Van draaischijf naar touchscreen: hoe is de telefoon veranderd?
Van draaischijf naar touchscreen: hoe is de telefoon veranderd?
Laatste update: 10-10-2024
De telefoon, je gebruikt hem elke dag: even een appje sturen, het weer checken voor je op de fiets springt of je tante bellen om haar te feliciteren op haar verjaardag. Maar hoe werkt de telefoon eigenlijk, wie heeft hem bedacht, en wat zijn de nadelen van het altijd bereikbaar zijn?
Redacteur: Edda Heinsman
Hoe werkt de telefoon?
Misschien heb je vroeger wel eens met twee blikjes aan een touwtje de allersimpelste telefoon gemaakt. Jij staat aan de ene kant in het blikje te praten en je vriendje twintig meter verderop hoort je stem uit het blikje komen. Geluid is niets anders dan trillende lucht. Je brengt met je stem de lucht in beweging. Deze drukgolf wordt door het blikje opgevangen, via het touwtje doorgegeven en het blikje aan het andere uiteinde werkt als een luidspreker.

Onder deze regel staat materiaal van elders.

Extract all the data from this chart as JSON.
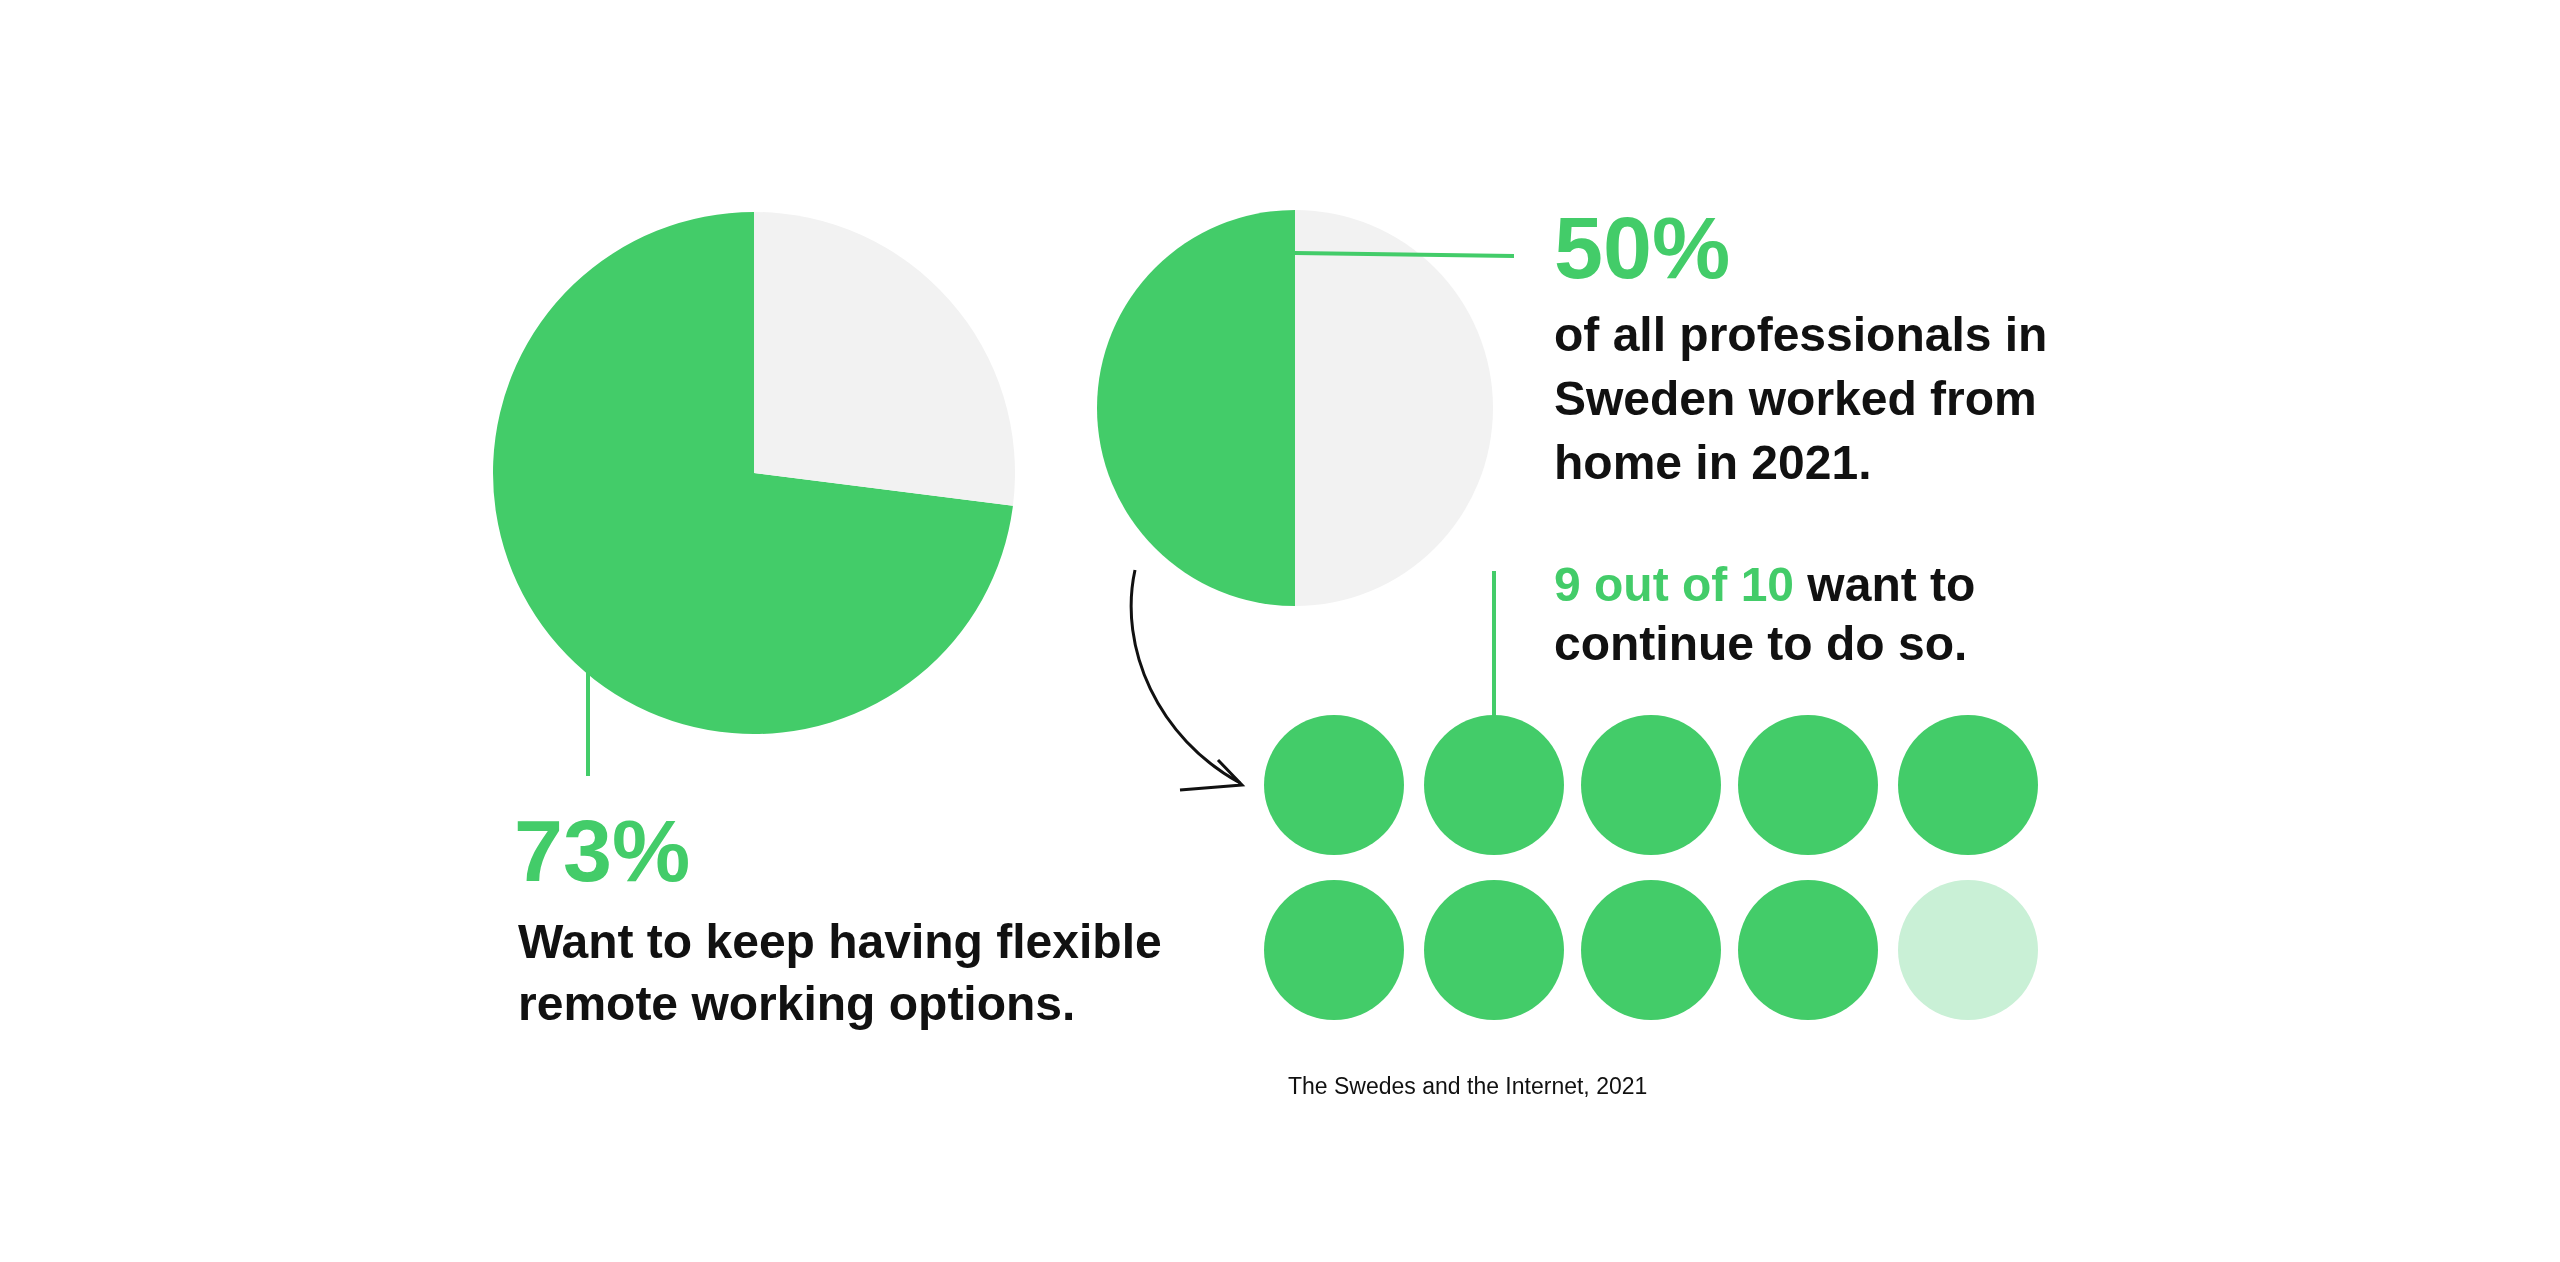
{
  "chart_data": [
    {
      "type": "pie",
      "title": "Want to keep having flexible\nremote working options.",
      "categories": [
        null,
        null
      ],
      "values": [
        73,
        27
      ],
      "colors": [
        "#43cc69",
        "#f2f2f2"
      ],
      "value_labels": [
        "73%",
        null
      ]
    },
    {
      "type": "pie",
      "title": "of all professionals in\nSweden worked from\nhome in 2021.",
      "categories": [
        null,
        null
      ],
      "values": [
        50,
        50
      ],
      "colors": [
        "#43cc69",
        "#f2f2f2"
      ],
      "value_labels": [
        "50%",
        null
      ],
      "annotations": [
        "The Swedes and the Internet, 2021"
      ]
    },
    {
      "type": "other",
      "subtitle": "9 out of 10",
      "title": "want to\ncontinue to do so."
    }
  ]
}
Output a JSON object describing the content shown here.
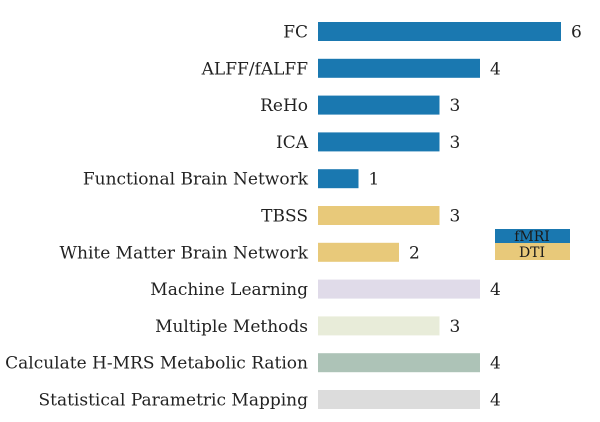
{
  "chart_data": {
    "type": "bar",
    "orientation": "horizontal",
    "categories": [
      "FC",
      "ALFF/fALFF",
      "ReHo",
      "ICA",
      "Functional Brain Network",
      "TBSS",
      "White Matter Brain Network",
      "Machine Learning",
      "Multiple Methods",
      "Calculate H-MRS Metabolic Ration",
      "Statistical Parametric Mapping"
    ],
    "values": [
      6,
      4,
      3,
      3,
      1,
      3,
      2,
      4,
      3,
      4,
      4
    ],
    "colors": [
      "#1a78b0",
      "#1a78b0",
      "#1a78b0",
      "#1a78b0",
      "#1a78b0",
      "#e8c97a",
      "#e8c97a",
      "#e0dbe9",
      "#e8ecd9",
      "#adc3b7",
      "#dcdcdc"
    ],
    "xlim": [
      0,
      6
    ],
    "grid": false,
    "legend": {
      "position": "right",
      "entries": [
        {
          "name": "fMRI",
          "color": "#1a78b0"
        },
        {
          "name": "DTI",
          "color": "#e8c97a"
        }
      ]
    }
  }
}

In feite werkt een telefoon hetzelfde. In de telefoon zit een microfoontje. De microfoon bestaat grofweg uit een dun vlies dat op zijn plek gehouden wordt door magneetjes. Zodra de geluidsgolf het vlies in beweging brengt, bewegen de magneetjes mee. Het patroon van deze bewegende magneetjes wordt vervolgens omgezet in een elektrisch signaal. Dit signaal gaat via een kabel en een ingewikkeld netwerk naar een ontvanger.
In een mobiele telefoon wordt het elektrische signaal niet door een kabel gevoerd, maar omgezet in radiogolven. De dichtstbijzijnde zendmast pikt ze op en verspreidt ze verder via het netwerk.
Wie heeft de telefoon uitgevonden?
Wie aan de uitvinder van de telefoon denkt, denkt aan Graham Bell. Maar of de uitvinding van de telefoon wel echt aan Bell toegeschreven kan worden, wordt betwist. Verschillende andere uitvinders zaten op hetzelfde spoor. Bijvoorbeeld de Italiaan Antonio Meucci, die in 1854 zijn telectrophone demonstreerde en Elisha Gray, die op dezelfde dag als Bell een octrooiaanvraag indiende. Uiteindelijk wint Graham Bell de verschillende rechtszaken die tegen hem lopen. Het is echter een fabeltje dat het woord 'bellen' is afgeleid van de Schots-Amerikaanse uitvinder.
Wat zijn de grote ontwikkelingen die de telefoon doormaakt?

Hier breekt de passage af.